Nationwide beauty products chain Sally Beauty appears to be the latest victim of a breach targeting their payment systems in stores, according to both sources in the banking industry and new raw data from underground cybercrime shops that traffic in stolen credit and debit cards.
On March 2, a fresh batch of 282,000 stolen credit and debit cards went on sale in a popular underground crime store. Three different banks contacted by KrebsOnSecurity made targeted purchases from this store, buying back cards they had previously issued to customers.
The banks each then sought to determine whether all of the cards they bought had been used at the same merchant over the same time period. This test, known as “common point of purchase” or CPP, is the core means by which financial institutions determine the source of a card breach.
Each bank independently reported that all of the cards (15 in total) had been used within the last ten days at Sally Beauty locations across the United States. Denton, Texas-based Sally Beauty maintains some 2,600 stores, and the company has stores in every U.S. state.
Asked about the banks’ findings, Sally Beauty spokeswoman Karen Fugate said the company recently detected an intrusion into its network, but that neither the company’s information technology experts nor an outside forensics firm could find evidence that customer card data had been stolen from the company’s systems.

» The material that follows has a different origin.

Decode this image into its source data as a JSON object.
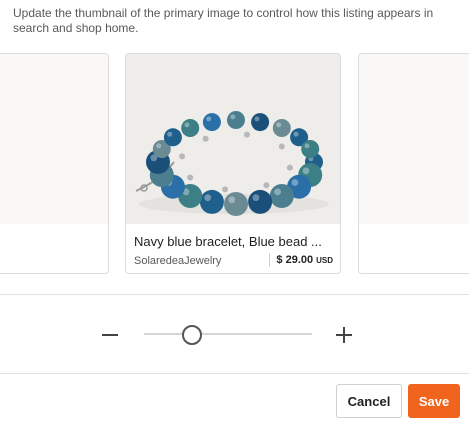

Fugate said Sally Beauty uses an intrusion detection product called Tripwire, and that a couple of weeks ago — around Feb. 24 — Tripwire detected activity. Unlike other products that try to detect intrusions based on odd or anomalous network traffic, Tripwire fires off alerts if it detects that certain key system files have been modified.
In response to the Tripwire alert, Fugate said, the company’s information technology department “shut down all external communications” and began an investigation. That included bringing in Verizon Enterprise Solutions, a company often hired to help businesses respond to cyber intrusions.
“Since [Verizon’s] involvement, which has included a deconstruction of the methods used, an examination of network traffic, all our logs and all potentially accessed servers, we found no evidence that any data got out of our stores,” Fugate said. “But our investigation continues, of course with their assistance.”